Wednesday 13 June 2012

Can I get a second opinion?


After weeks of planning, writing the first draft of my book, and then several more months editing it into reasonable shape, I started to look at it and despair. It could have been written in another language for all the sense it made to me. Every word was so familiar and so ingrained in my brain that I couldn’t see a way to change it. The only way to move forward from this point was to get a second opinion. What I wanted out of an early review, or beta read, was to know in broad terms which parts of the story, and which bits of my writing, were working and which weren’t.

When you’re looking for someone to review your manuscript, you have several options. There’s friends and family, of course, but be sure that whoever you ask is prepared to give you constructive criticism when it’s needed. Absolutely the most important thing in a reviewer is that they’re able to be honest with you - a review is no use if it doesn’t help you improve your book. If you don’t like the idea of asking a friend, then you have a couple of options. You could ask a professional editor to appraise your manuscript and make suggestions, or you can take to Twitter, blogs and forums to find beta readers or a crit partner. Chat with people who read and write in your genre, find someone you have a connection with, and ask! If possible, make yourself available to other writers who want beta readers – you learn so much about the craft by finding what works and what doesn’t in other peoples’ writing.

I’m very fortunate to have a brilliant friend, who also happens to be a brilliant editor (@SarahLou_Long – follow her real-life romance here: http://www.miningfm.com.au/ask-our-experts/the-miners-girl.html), agree to read my manuscript. We read and write in similar genres and I knew that her editorial instincts would be too strong not to suggest improvements wherever she could. I’d have been happy to have comments on just a few chapters, but, as I said, she is brilliant and agreed to read the whole thing.

When it actually came to reading this honest feedback and (plenty of) constructive criticism, I felt a bit ill. I’d not had anyone comment objectively on my writing since school, and had major attacks of the doubt crows (my current favourite phrase, courtesy of Maisey Yates). Mostly though, once I got into it, I found reading the suggestions for improvement more frustrating than painful, because once it was pointed out, every mistake seemed so obvious! Not only that, but a lot of the comments were requests for more information – often about the finer details of setting or subtext – that I had already thought about and written into my notes. It was absolutely crystal clear in my mind, but I’d somehow forgotten to get the words on the page.  By this point I knew my characters and my scenes so well that my brain was filling in gaps. But at least this meant that the negative comments were easy to tackle, and even the littlest positive ones (‘Love this J’ or ‘I love this whole page!’) made me do a little happy dance.
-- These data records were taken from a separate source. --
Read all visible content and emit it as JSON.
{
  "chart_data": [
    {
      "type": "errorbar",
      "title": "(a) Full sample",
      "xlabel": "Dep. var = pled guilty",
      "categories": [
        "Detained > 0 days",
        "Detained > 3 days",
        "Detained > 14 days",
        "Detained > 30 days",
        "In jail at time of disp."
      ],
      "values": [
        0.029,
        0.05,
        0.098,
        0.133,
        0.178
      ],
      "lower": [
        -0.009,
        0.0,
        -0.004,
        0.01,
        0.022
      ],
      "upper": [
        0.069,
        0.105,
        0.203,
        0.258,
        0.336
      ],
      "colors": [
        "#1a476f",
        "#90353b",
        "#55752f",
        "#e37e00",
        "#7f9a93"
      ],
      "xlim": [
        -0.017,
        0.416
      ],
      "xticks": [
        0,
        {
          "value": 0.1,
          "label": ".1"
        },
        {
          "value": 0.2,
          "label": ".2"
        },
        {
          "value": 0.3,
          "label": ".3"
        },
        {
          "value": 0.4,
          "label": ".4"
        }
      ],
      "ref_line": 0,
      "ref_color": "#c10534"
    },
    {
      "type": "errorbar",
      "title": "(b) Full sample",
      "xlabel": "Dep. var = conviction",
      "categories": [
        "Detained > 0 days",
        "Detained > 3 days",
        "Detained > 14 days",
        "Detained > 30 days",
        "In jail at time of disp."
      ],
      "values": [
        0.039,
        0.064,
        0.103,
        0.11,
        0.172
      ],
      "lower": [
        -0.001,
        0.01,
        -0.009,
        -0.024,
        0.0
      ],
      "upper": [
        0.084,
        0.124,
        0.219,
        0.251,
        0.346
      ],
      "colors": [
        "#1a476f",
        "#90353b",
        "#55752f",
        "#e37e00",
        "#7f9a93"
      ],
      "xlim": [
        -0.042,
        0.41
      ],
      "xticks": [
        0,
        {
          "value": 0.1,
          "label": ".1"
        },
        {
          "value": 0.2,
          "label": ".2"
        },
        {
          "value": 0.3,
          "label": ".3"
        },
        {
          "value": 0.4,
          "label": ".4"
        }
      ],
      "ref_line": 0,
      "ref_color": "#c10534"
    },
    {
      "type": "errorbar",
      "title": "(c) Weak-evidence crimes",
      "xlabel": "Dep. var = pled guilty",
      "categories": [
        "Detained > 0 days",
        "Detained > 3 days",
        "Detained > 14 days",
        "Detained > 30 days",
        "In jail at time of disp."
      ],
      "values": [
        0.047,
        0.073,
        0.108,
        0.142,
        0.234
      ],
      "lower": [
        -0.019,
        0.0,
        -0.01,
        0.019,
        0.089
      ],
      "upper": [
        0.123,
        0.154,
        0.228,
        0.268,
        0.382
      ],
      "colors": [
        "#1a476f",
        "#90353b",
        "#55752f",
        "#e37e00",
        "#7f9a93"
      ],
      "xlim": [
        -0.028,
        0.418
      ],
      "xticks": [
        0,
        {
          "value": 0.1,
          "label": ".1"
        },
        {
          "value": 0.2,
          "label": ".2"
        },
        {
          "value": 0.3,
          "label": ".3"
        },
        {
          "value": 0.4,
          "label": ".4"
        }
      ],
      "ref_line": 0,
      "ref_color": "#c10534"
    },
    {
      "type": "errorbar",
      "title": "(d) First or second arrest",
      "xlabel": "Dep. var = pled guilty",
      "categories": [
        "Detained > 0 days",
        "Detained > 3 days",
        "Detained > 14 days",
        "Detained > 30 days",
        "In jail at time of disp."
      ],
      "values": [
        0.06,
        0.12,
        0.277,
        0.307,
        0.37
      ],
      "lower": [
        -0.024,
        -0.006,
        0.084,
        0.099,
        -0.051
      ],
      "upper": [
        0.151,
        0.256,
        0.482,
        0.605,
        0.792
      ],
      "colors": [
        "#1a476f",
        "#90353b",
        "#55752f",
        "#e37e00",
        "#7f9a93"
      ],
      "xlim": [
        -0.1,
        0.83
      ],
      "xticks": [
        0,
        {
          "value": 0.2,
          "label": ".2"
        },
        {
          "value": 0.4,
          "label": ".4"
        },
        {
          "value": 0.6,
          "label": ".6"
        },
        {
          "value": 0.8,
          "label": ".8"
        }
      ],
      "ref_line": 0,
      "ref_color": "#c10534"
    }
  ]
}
Of course, the reasonable part of my brain knows this isn’t the purpose of positive comments. What I need to do is pick apart these good bits, trying to work out what I’d said, or not said, that made Sarah smile, or gasp, or hate me (my favourite of the bunch was this one: ‘What? Don’t stop!! OMG, I have to get back to work now and I want to keep reading – you’re such a bl**dy tease!!’). And I will absolutely do this. Right after the happy dancing. 

But by far my favourite thing to come from this process is the homework – so far, I’ve been instructed to reread Marian Keyes, spend some quality time thinking about Jonny Jefferson, watch Entourage and listen to Matthew McConaughey’s voice. With advice like that, who am I to argue?